Mr. Chairman, our request for participation in international
conferences and full funding for assessed contributions to
new or provisional international organizations totals
$6,000,000 in FY 1996, the same level as appropriated in FY
1995.  The basic objective of the ICC appropriation is to
provide funding to allow the effective, yet economical,
representation of the United States through delegations
which promote and represent U.S. policy objectives.

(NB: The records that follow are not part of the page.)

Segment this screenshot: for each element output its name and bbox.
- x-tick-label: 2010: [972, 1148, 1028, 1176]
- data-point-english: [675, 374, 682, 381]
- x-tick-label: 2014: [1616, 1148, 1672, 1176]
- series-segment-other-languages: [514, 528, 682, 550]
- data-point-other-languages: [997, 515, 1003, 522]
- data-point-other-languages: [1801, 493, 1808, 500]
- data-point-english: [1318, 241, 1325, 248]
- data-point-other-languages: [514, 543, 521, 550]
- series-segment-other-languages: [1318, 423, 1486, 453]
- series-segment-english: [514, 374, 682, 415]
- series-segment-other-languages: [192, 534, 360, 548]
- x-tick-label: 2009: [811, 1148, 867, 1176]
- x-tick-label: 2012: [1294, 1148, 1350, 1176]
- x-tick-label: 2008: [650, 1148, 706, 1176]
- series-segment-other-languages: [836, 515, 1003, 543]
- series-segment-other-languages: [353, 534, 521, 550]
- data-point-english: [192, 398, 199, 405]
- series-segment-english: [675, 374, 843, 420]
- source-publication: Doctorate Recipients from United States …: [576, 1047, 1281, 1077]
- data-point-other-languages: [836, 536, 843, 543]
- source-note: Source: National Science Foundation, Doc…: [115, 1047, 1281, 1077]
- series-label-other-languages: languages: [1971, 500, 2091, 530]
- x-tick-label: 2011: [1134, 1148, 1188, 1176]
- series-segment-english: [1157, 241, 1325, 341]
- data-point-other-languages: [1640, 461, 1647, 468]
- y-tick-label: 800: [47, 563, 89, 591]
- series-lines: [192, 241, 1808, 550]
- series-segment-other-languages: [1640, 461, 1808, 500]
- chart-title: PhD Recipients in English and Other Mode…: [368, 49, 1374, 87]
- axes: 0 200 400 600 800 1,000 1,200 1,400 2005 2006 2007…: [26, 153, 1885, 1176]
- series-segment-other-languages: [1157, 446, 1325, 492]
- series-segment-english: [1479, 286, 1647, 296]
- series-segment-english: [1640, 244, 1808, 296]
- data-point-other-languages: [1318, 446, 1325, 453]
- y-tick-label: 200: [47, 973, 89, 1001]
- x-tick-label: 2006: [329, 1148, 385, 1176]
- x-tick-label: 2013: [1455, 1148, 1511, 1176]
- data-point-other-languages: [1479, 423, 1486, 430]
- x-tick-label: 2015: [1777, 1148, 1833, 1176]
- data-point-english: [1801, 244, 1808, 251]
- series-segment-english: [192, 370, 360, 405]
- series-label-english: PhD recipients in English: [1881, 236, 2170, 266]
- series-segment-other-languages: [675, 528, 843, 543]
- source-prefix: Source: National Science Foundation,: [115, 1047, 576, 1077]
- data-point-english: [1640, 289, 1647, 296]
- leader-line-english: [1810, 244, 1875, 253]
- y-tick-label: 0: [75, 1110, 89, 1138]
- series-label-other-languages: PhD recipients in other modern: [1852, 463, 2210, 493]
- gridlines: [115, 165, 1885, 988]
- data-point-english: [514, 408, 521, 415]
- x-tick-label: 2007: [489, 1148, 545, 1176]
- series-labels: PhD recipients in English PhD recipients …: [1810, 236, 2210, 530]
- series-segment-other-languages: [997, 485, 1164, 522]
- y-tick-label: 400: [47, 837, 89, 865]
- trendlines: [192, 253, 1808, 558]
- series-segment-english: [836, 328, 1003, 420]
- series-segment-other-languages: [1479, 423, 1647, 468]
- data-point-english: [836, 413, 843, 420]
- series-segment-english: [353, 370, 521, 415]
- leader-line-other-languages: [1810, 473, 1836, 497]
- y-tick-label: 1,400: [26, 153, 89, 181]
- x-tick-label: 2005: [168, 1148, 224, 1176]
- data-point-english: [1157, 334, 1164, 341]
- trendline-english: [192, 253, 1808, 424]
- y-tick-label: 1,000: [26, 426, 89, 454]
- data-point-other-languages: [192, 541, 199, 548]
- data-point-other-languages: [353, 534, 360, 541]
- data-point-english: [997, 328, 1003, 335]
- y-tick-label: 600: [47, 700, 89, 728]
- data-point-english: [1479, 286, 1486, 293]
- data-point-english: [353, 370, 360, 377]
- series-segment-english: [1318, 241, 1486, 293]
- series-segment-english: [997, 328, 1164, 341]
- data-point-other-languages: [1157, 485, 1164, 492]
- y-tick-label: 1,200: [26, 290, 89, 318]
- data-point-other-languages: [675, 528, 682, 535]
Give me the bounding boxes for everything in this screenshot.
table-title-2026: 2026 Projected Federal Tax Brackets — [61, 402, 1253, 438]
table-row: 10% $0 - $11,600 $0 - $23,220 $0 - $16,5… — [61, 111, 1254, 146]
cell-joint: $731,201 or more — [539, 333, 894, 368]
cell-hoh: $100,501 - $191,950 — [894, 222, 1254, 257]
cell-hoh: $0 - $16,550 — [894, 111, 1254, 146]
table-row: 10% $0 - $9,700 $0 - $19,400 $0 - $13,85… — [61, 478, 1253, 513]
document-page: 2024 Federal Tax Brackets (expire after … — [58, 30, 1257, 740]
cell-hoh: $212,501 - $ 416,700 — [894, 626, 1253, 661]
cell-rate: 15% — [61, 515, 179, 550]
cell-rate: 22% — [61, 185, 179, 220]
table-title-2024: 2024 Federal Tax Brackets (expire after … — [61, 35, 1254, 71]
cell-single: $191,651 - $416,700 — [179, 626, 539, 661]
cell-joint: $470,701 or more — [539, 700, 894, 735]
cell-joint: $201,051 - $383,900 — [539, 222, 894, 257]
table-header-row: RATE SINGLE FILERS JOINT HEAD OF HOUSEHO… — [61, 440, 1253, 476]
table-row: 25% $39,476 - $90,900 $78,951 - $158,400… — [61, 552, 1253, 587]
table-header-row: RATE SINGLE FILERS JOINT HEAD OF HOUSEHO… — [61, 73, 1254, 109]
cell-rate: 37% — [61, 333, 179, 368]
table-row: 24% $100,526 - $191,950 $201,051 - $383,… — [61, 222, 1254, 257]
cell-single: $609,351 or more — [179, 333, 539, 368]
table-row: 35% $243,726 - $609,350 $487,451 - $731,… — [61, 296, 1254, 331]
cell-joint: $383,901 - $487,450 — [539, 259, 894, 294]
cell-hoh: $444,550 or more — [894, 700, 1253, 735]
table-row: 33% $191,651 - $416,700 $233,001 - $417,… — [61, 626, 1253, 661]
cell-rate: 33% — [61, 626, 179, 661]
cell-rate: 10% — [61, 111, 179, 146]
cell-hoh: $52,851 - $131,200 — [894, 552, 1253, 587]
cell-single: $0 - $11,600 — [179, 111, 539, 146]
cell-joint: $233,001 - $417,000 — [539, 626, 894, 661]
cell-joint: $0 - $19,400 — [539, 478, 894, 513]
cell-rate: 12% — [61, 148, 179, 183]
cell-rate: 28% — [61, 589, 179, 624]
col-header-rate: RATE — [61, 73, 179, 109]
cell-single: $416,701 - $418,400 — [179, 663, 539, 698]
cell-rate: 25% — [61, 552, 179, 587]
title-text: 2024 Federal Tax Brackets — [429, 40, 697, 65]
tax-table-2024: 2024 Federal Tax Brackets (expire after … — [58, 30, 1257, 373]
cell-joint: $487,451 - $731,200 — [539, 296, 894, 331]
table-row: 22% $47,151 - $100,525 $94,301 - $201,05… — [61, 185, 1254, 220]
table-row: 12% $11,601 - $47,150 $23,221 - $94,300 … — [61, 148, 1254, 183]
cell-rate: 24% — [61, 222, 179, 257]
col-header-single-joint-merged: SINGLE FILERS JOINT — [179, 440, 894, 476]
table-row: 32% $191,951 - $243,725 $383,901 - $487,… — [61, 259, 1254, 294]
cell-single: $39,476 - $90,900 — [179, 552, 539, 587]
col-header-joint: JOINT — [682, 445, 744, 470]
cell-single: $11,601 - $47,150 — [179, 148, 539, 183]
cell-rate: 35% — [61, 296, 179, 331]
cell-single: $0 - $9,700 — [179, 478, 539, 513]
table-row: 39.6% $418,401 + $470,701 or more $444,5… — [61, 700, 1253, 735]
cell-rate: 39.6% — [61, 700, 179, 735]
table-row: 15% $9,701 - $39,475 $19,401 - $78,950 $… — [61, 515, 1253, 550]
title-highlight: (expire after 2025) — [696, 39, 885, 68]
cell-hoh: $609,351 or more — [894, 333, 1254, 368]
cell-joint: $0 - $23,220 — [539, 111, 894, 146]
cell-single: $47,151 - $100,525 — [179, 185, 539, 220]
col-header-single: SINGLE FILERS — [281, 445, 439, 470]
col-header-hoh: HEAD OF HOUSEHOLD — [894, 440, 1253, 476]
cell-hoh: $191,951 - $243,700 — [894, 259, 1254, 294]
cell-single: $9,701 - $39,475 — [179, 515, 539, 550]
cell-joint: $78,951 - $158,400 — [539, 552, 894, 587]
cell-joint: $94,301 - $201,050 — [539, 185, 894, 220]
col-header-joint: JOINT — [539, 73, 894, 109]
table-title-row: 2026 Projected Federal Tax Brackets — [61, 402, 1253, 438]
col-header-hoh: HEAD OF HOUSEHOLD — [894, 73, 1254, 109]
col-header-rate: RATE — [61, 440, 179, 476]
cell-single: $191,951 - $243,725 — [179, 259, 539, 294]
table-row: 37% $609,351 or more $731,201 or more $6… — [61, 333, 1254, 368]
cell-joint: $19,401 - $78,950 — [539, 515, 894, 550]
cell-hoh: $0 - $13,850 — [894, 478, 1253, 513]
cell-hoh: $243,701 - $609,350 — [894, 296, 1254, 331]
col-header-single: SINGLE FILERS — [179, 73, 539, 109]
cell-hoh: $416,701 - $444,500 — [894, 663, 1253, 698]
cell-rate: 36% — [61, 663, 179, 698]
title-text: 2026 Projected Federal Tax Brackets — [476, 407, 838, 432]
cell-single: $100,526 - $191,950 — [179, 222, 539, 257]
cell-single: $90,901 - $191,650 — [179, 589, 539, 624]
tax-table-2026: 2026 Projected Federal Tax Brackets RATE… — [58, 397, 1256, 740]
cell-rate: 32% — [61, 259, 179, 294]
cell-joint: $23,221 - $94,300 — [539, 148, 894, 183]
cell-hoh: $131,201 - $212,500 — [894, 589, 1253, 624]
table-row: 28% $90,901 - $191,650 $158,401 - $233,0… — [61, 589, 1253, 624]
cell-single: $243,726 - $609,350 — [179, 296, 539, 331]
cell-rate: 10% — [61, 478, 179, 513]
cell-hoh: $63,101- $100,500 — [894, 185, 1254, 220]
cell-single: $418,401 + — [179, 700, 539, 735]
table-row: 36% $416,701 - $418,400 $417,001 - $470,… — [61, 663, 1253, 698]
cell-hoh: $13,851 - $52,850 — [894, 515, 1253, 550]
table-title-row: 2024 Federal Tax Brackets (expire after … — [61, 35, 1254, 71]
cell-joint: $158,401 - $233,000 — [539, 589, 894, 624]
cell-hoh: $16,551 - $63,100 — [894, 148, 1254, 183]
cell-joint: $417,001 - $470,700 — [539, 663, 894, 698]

I will conclude my statement, Mr. Chairman, with the fact
that we pay an average of seven dollars apiece annually for
our share of the cost for the entire UN system, for
everything from blue helmets for peacekeeping to polio
vaccines for babies.  We will continue to see that every
dollar we contribute is well spent.  We welcome your help in
that effort.

Today, we have an historic opportunity, in the words of
Secretary of State Christopher, to "build and renew the
lasting relationships, structures and institutions that
advance America's enduring interests."  Among these are
international organizations such as the UN that are no
longer paralyzed by Cold War rivalry or held back by
artificial divisions between north and south.  These
institutions can be whatever their members choose to make
them.  This is especially welcome news for us, because the
international political climate is more favorable to our
interests and values, more inclined towards democracy, open
markets and human rights, than it has ever been.

Mr. Chairman, thank you very much.  I will be pleased to
answer any questions you or the Committee may have.